Agreed Initiative is another way of saying “side-based initiative,” with all of PCs going in whatever order they wish on their turn, and all the DM’s characters going in whatever order they wish on their turn. There is a brief mention of the PCs using their initiative bonus, but it’s never explicitly stated who gets to add what to this roll. My assumption would be that each side is using their most advantageous roll. This section mentions that this initiative system will cut down on held actions, reactions, and bonus actions slowing down play, but it really only eliminates held actions, unless the implication is to disallow reactions and bonus actions as part of this procedure as well.
This section is meant to be a means of streamlining the game, but it still feels like there are some bits that could use some more explanation. Do monks that end up with double the movement speed of other PCs just not get any benefit from that ability? If you do away with reactions, do all the class abilities that rely on those just not function? Is any of this meant to interact with rules that halve your movement rate, like standing up from prone? I get that this is meant to streamline combat, but it almost feels too streamlined at this point.
I am a huge fan of using zones to emulate areas, and the example areas they give in the zones section are fun and evocative, using just a few bullet points. I like the quick and dirty estimation that a zone is 30’ x 30’, but after introducing this concept, that useful shorthand isn’t utilized.
Outside of the conclusion, the final section of this product is the The Darkness, a section that describes the feel that this set of rules is trying to convey. Remember when I thought the candle reminded me of Dark Souls? While it’s not explicitly stated, a lot of what this section describes seems to be going for that Dark Souls vibe.

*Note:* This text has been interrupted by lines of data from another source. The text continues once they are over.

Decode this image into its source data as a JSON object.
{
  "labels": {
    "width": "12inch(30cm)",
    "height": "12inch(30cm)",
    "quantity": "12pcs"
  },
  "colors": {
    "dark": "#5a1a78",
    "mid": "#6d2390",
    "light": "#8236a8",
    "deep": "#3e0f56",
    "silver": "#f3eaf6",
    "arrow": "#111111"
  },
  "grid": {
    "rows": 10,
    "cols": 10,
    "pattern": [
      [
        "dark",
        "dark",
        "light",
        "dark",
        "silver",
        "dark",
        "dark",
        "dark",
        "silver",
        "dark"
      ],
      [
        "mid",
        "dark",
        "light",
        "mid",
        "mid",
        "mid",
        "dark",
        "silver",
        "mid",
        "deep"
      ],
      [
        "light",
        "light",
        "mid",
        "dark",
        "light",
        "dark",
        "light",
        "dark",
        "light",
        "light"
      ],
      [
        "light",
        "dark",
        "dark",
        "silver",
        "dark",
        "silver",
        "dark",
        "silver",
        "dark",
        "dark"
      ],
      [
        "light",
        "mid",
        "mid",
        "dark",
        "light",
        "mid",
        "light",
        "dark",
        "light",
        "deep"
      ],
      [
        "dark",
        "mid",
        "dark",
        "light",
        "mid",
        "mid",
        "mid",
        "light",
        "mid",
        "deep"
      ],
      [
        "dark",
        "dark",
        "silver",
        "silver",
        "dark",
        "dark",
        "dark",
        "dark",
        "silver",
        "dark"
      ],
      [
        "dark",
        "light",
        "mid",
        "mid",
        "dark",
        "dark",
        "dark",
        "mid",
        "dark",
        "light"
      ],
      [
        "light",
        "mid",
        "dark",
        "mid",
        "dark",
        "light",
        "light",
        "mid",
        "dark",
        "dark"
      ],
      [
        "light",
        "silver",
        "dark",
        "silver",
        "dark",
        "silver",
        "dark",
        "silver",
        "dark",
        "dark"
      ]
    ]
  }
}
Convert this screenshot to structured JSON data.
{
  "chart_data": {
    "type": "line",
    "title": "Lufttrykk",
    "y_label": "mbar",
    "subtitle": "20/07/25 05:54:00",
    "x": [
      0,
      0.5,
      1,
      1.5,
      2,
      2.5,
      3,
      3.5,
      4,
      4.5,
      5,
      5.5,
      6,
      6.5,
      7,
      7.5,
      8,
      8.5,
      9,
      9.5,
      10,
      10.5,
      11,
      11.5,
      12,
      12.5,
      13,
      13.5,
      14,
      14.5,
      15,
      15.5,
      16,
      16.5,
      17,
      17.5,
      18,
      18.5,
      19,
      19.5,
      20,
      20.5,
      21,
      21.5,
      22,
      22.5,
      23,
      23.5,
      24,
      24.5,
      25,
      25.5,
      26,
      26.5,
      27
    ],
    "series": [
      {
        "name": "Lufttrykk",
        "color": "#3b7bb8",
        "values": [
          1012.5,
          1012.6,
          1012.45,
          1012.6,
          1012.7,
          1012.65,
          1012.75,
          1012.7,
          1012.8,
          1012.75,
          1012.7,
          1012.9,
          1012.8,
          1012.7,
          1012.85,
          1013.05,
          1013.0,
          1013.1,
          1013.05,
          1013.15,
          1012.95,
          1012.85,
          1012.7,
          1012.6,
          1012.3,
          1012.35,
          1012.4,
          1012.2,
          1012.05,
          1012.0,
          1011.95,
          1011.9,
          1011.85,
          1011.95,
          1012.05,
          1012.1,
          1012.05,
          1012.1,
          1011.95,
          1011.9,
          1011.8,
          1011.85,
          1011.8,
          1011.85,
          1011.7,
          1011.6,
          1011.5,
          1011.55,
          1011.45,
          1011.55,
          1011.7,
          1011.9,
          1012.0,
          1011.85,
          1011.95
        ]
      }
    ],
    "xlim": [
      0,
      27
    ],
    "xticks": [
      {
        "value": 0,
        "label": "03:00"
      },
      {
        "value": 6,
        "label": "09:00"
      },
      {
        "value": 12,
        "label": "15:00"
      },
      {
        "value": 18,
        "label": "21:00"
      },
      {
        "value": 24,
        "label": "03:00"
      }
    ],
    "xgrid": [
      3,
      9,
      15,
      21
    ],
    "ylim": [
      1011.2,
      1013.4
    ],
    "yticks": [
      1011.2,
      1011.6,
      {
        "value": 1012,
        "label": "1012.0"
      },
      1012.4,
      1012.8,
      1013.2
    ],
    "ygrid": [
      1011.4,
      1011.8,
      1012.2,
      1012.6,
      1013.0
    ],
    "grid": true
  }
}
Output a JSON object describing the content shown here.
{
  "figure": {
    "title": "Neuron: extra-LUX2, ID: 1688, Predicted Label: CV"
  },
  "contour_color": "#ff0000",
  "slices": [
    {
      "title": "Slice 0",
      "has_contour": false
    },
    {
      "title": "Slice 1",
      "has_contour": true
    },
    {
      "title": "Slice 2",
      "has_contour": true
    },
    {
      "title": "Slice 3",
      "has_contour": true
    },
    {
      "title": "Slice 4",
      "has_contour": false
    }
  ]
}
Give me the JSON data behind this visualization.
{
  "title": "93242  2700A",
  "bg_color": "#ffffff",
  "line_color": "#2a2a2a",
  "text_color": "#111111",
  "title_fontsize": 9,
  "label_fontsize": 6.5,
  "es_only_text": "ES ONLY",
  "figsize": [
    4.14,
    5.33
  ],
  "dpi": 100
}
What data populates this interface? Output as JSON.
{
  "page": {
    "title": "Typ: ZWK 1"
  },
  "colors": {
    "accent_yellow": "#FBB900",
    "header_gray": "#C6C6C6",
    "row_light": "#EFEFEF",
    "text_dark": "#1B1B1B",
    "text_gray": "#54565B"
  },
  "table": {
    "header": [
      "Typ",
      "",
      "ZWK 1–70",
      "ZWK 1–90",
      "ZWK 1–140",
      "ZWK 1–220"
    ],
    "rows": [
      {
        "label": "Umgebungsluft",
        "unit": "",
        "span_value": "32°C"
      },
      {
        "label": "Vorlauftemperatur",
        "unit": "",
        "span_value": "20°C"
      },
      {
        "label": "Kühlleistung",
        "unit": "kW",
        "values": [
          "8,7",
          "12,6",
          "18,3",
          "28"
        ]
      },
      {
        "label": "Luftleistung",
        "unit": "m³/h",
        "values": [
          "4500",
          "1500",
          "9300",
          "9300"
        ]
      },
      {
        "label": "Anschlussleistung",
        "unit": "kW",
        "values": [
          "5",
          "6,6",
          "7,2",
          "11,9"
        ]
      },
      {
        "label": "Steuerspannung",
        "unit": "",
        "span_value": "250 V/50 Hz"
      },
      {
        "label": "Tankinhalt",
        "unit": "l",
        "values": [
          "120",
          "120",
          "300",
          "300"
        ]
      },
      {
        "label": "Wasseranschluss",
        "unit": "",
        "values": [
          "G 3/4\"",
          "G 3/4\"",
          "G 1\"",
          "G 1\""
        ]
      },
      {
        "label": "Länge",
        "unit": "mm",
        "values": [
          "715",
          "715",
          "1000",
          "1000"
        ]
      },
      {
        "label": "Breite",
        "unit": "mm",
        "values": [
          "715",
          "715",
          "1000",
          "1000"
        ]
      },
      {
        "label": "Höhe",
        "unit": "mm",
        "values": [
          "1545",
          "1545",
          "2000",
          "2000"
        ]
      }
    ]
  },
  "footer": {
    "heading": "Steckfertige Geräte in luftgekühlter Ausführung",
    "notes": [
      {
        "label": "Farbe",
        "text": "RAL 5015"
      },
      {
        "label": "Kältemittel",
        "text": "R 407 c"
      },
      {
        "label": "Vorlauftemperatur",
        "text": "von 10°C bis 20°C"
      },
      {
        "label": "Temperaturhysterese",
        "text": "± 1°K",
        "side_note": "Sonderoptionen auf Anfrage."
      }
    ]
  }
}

In addition to describing the feel that these rules seek to emulate, there are four paragraph long summaries of adventures to convey the feeling of a game using these rules. Three out of four of these seem to involve the undead (and four might, depending on how you interpret the predator described).
We Have the Upper Hand!
This product looks great and is very easy to follow. There are a ton of ideas presented that get you thinking about what levers you can pull and what dials you can turn in a D&D 5e game in order to produce different results. I love ideas like the save point candle, zones, and CR benchmarked monsters.
We Lost the Upper Hand!
Some of these ideas feel like they need just a little bit more added to them to really make them go from conceptual to fully implemented. A lot of them feel like they are fighting against the established system of 5e, instead of working within it to achieve very similar results. In some cases, I wish there had been more discussion of what a rules element was seeking to achieve, beyond just making things more difficult. That’s not meant as a jab, I was just intrigued enough by some of the concepts that I wanted more on the thought process behind them.
Tenuous Recommendation–The product has positive aspects, but buyers may want to make sure the positive aspects align with their tastes before moving this up their list of what to purchase next.
There are a lot of evocative ideas in this book, but many of them feel like they need just a little nudge, a little more fleshing out to make them feel like they are playing with the 5e rules, instead of fighting against them. If you want to get some ideas for where to tinker with the rules, it’s a fun product, but I’m not sure it’s a great candidate for 1 to 1 adoption in a game.
What I am thinking is that these options, coupled with something like the streamlined rules in something like Five Torches Deep, may make for a more satisfying synergy.